VALENCIA, Calif.—(BUSINESS WIRE)—Wesco Aircraft Holdings, Inc. (“Wesco Aircraft” or the “Company”) (NYSE: WAIR), a leading provider of comprehensive supply chain management services to the global aerospace industry, today announced results for its fiscal second quarter ended March 31, 2013.
Highlights
Revenue for the quarter of $225.9 million, up 24.0% (approximately 14% organic) compared to the prior year
Net Income of $29.4 million, with Diluted Earnings Per Share (“EPS”) of $0.31
Adjusted Net Income of $31.2 million, up 50.3% compared to the prior year, with Adjusted Diluted EPS of $0.33
Full year 2013 guidance increased for revenue with a range of $880.0 million to $900.0 million and Adjusted Diluted EPS increased and expected to be in the range of $1.17 to $1.21
Fiscal 2013 Second Quarter Results
Revenue for the second fiscal quarter was $225.9 million, an increase of 24.0% compared to $182.1 million in the prior year period. The increase in the North America segment external sales was 21.8%, which was mainly driven by growth across the Company’s customer base and the Interfast acquisition. Wesco again demonstrated strong international growth during the quarter with external sales in the Rest of World segment increasing by 32.9% compared to the prior year period. Overall, organic sales increased approximately 14% compared to the prior year. In the second quarter, Ad hoc, JIT and LTA sales as a percentage of net sales represented 41%, 25% and 34%, respectively, compared to 40%, 23% and 37%, respectively, for the same period last year.
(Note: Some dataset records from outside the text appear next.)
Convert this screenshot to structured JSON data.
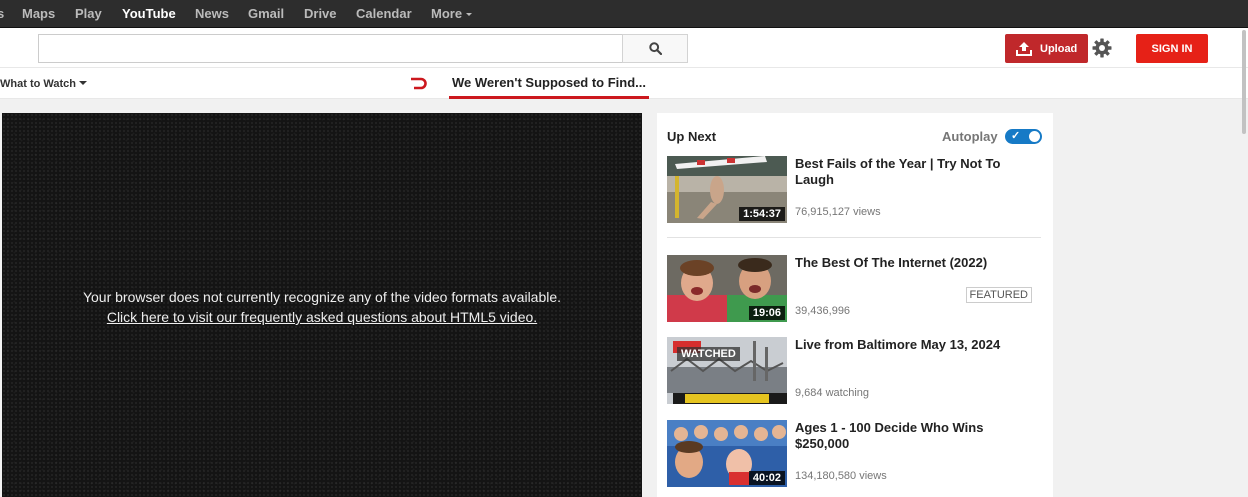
{
  "gbar": {
    "items": [
      "s",
      "Maps",
      "Play",
      "YouTube",
      "News",
      "Gmail",
      "Drive",
      "Calendar",
      "More"
    ],
    "active": "YouTube"
  },
  "masthead": {
    "search_placeholder": "",
    "upload_label": "Upload",
    "signin_label": "SIGN IN"
  },
  "subnav": {
    "what_to_watch": "What to Watch",
    "now_playing_title": "We Weren't Supposed to Find..."
  },
  "player": {
    "message": "Your browser does not currently recognize any of the video formats available.",
    "link_text": "Click here to visit our frequently asked questions about HTML5 video."
  },
  "sidebar": {
    "up_next_label": "Up Next",
    "autoplay_label": "Autoplay",
    "autoplay_on": true,
    "videos": [
      {
        "title": "Best Fails of the Year | Try Not To Laugh",
        "meta": "76,915,127 views",
        "duration": "1:54:37",
        "badge": "",
        "watched": ""
      },
      {
        "title": "The Best Of The Internet (2022)",
        "meta": "39,436,996",
        "duration": "19:06",
        "badge": "FEATURED",
        "watched": ""
      },
      {
        "title": "Live from Baltimore May 13, 2024",
        "meta": "9,684 watching",
        "duration": "",
        "badge": "",
        "watched": "WATCHED"
      },
      {
        "title": "Ages 1 - 100 Decide Who Wins $250,000",
        "meta": "134,180,580 views",
        "duration": "40:02",
        "badge": "",
        "watched": ""
      }
    ]
  },
  "colors": {
    "brand_red": "#e62117",
    "upload_red": "#c0282b",
    "autoplay_blue": "#167ac6",
    "gbar_bg": "#2d2d2d"
  }
}
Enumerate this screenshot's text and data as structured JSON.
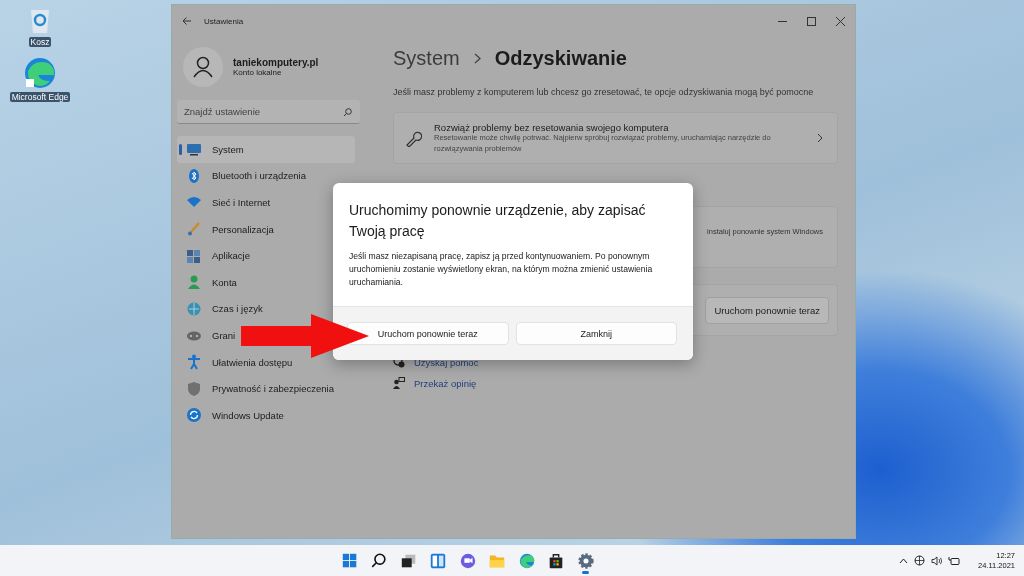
{
  "desktop_icons": [
    {
      "label": "Kosz",
      "kind": "recycle"
    },
    {
      "label": "Microsoft Edge",
      "kind": "edge"
    }
  ],
  "window": {
    "title": "Ustawienia",
    "account": {
      "name": "taniekomputery.pl",
      "type": "Konto lokalne"
    },
    "search": {
      "placeholder": "Znajdź ustawienie"
    },
    "sidebar": {
      "items": [
        {
          "label": "System",
          "kind": "system",
          "selected": true
        },
        {
          "label": "Bluetooth i urządzenia",
          "kind": "bluetooth",
          "selected": false
        },
        {
          "label": "Sieć i Internet",
          "kind": "network",
          "selected": false
        },
        {
          "label": "Personalizacja",
          "kind": "brush",
          "selected": false
        },
        {
          "label": "Aplikacje",
          "kind": "apps",
          "selected": false
        },
        {
          "label": "Konta",
          "kind": "person",
          "selected": false
        },
        {
          "label": "Czas i język",
          "kind": "globe",
          "selected": false
        },
        {
          "label": "Grani",
          "kind": "gamepad",
          "selected": false
        },
        {
          "label": "Ułatwienia dostępu",
          "kind": "accessibility",
          "selected": false
        },
        {
          "label": "Prywatność i zabezpieczenia",
          "kind": "shield",
          "selected": false
        },
        {
          "label": "Windows Update",
          "kind": "update",
          "selected": false
        }
      ]
    },
    "breadcrumb": {
      "parent": "System",
      "current": "Odzyskiwanie"
    },
    "description": "Jeśli masz problemy z komputerem lub chcesz go zresetować, te opcje odzyskiwania mogą być pomocne",
    "cards": [
      {
        "kind": "full",
        "title": "Rozwiąż problemy bez resetowania swojego komputera",
        "description": "Resetowanie może chwilę potrwać. Najpierw spróbuj rozwiązać problemy, uruchamiając narzędzie do rozwiązywania problemów"
      },
      {
        "kind": "text",
        "text": "instaluj ponownie system Windows"
      },
      {
        "kind": "button",
        "label": "Uruchom ponownie teraz"
      }
    ],
    "links": [
      {
        "label": "Uzyskaj pomoc",
        "kind": "help"
      },
      {
        "label": "Przekaż opinię",
        "kind": "feedback"
      }
    ]
  },
  "dialog": {
    "title": "Uruchomimy ponownie urządzenie, aby zapisać Twoją pracę",
    "body": "Jeśli masz niezapisaną pracę, zapisz ją przed kontynuowaniem. Po ponownym uruchomieniu zostanie wyświetlony ekran, na którym można zmienić ustawienia uruchamiania.",
    "buttons": [
      {
        "label": "Uruchom ponownie teraz"
      },
      {
        "label": "Zamknij"
      }
    ]
  },
  "taskbar": {
    "apps": [
      {
        "kind": "start",
        "active": false
      },
      {
        "kind": "search",
        "active": false
      },
      {
        "kind": "taskview",
        "active": false
      },
      {
        "kind": "widgets",
        "active": false
      },
      {
        "kind": "chat",
        "active": false
      },
      {
        "kind": "folder",
        "active": false
      },
      {
        "kind": "edge",
        "active": false
      },
      {
        "kind": "store",
        "active": false
      },
      {
        "kind": "settings",
        "active": true
      }
    ],
    "clock": {
      "time": "12:27",
      "date": "24.11.2021"
    }
  }
}
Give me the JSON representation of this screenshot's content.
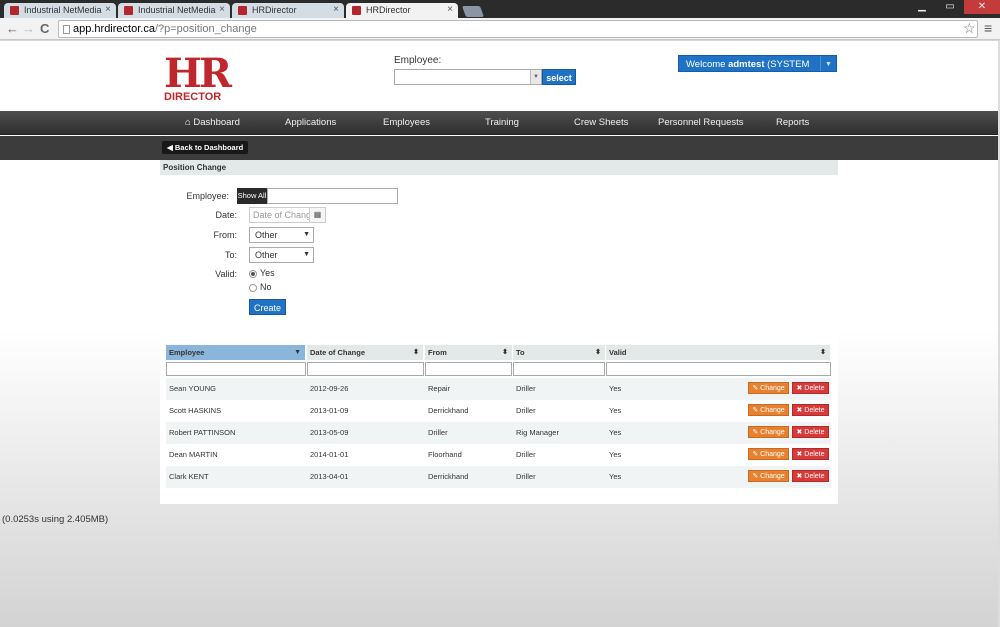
{
  "browser": {
    "tabs": [
      {
        "title": "Industrial NetMedia",
        "close": "×"
      },
      {
        "title": "Industrial NetMedia",
        "close": "×"
      },
      {
        "title": "HRDirector",
        "close": "×"
      },
      {
        "title": "HRDirector",
        "close": "×"
      }
    ],
    "window_controls": {
      "minimize": "▁",
      "restore": "▭",
      "close": "✕"
    },
    "nav": {
      "back": "←",
      "forward": "→",
      "reload": "C"
    },
    "url_domain": "app.hrdirector.ca",
    "url_path": "/?p=position_change",
    "star_icon": "☆",
    "menu_icon": "≡"
  },
  "header": {
    "logo_hr": "HR",
    "logo_director": "DIRECTOR",
    "employee_label": "Employee:",
    "employee_dropdown_arrow": "▼",
    "select_button": "select",
    "welcome_prefix": "Welcome ",
    "welcome_user": "admtest",
    "welcome_role": " (SYSTEM ADMIN)",
    "welcome_caret": "▼"
  },
  "nav": {
    "dashboard_icon": "⌂",
    "items": [
      "Dashboard",
      "Applications",
      "Employees",
      "Training",
      "Crew Sheets",
      "Personnel Requests",
      "Reports"
    ]
  },
  "subbar": {
    "back_icon": "◀",
    "back_label": "Back to Dashboard"
  },
  "panel": {
    "title": "Position Change",
    "employee_label": "Employee:",
    "show_all": "Show All",
    "date_label": "Date:",
    "date_placeholder": "Date of Change",
    "calendar_icon": "▦",
    "from_label": "From:",
    "from_value": "Other",
    "to_label": "To:",
    "to_value": "Other",
    "select_arrow": "▼",
    "valid_label": "Valid:",
    "valid_yes": "Yes",
    "valid_no": "No",
    "create_button": "Create"
  },
  "table": {
    "columns": [
      "Employee",
      "Date of Change",
      "From",
      "To",
      "Valid"
    ],
    "sort_icon": "⬍",
    "sorted_icon": "▼",
    "change_label": "✎ Change",
    "delete_label": "✖ Delete",
    "rows": [
      {
        "employee": "Sean YOUNG",
        "date": "2012-09-26",
        "from": "Repair",
        "to": "Driller",
        "valid": "Yes"
      },
      {
        "employee": "Scott HASKINS",
        "date": "2013-01-09",
        "from": "Derrickhand",
        "to": "Driller",
        "valid": "Yes"
      },
      {
        "employee": "Robert PATTINSON",
        "date": "2013-05-09",
        "from": "Driller",
        "to": "Rig Manager",
        "valid": "Yes"
      },
      {
        "employee": "Dean MARTIN",
        "date": "2014-01-01",
        "from": "Floorhand",
        "to": "Driller",
        "valid": "Yes"
      },
      {
        "employee": "Clark KENT",
        "date": "2013-04-01",
        "from": "Derrickhand",
        "to": "Driller",
        "valid": "Yes"
      }
    ]
  },
  "footer": {
    "debug": "(0.0253s using 2.405MB)"
  }
}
Net Income for the second quarter was $29.4 million, resulting in Diluted EPS of $0.31. This compares to $19.7 million or $0.21 in Diluted EPS in the prior year period. Adjusted Net Income was $31.2 million and Adjusted Diluted EPS was $0.33 in the second quarter of 2013 as compared to $20.8 million or $0.22 per share in the prior year period. The increases in Diluted EPS and Adjusted Diluted EPS were primarily the result of higher sales partially offset by higher selling, general and administrative expenses. Adjusted EBITDA for the period was $51.6 million as compared to $38.3 million for the same period in 2012.
Wesco Aircraft’s Chairman, President and Chief Executive Officer, Randy Snyder said, “Our first half of the year results were very strong relative to last year and we are ahead of our expectations as well. In addition, we continue to experience high levels of activity in bookings, scope additions to our existing contracts, and contract signings with new customers. This activity adds to our confidence for the rest of the year and fuels our optimism for the future. The Interfast integration continues to go well. Our entry into the MRO market space and the roll out of our MRO e-Commerce platform has been well received. None of this would be possible without our strong customer relationships, the support of our suppliers and the dedicated efforts of the best employees in the business.”
First Six Months of Fiscal 2013
Revenue for the first six months of fiscal 2013 was $437.0 million, an increase of 16.6% compared to $374.7 million in the prior year period. On a year-to-date basis, Ad hoc, JIT and LTA sales as a percentage of net sales represented 40%, 26%, and 34%, respectively, compared to 38%, 27%, and 35%, respectively, for the first six months of fiscal 2012.
Net Income for the period was $47.8 million and Adjusted Net Income was $55.3 million. Net Income resulted in Diluted EPS of $0.50 and Adjusted Net Income resulted in Adjusted Diluted EPS of $0.58. This compared to Net Income of $42.9 million or Diluted EPS of $0.45 and Adjusted Net Income of $45.1 million or for Diluted EPS of $0.47 in the prior year period. Adjusted EBITDA on a year-to-date basis was $95.2 million as compared to $85.7 million in 2012.
Financial Outlook
Based on performance for the first half of the fiscal year, and on continued strong sales and quoting activity, Wesco Aircraft is increasing its guidance for fiscal 2013 and expects full year revenues to be between $880.0 million and $900.0 million, representing growth of approximately 13% to 16% over 2012 results. Adjusted Diluted EPS is now expected in the range of and $1.17 to $1.21, an increase of 18% to 22% compared to the prior year.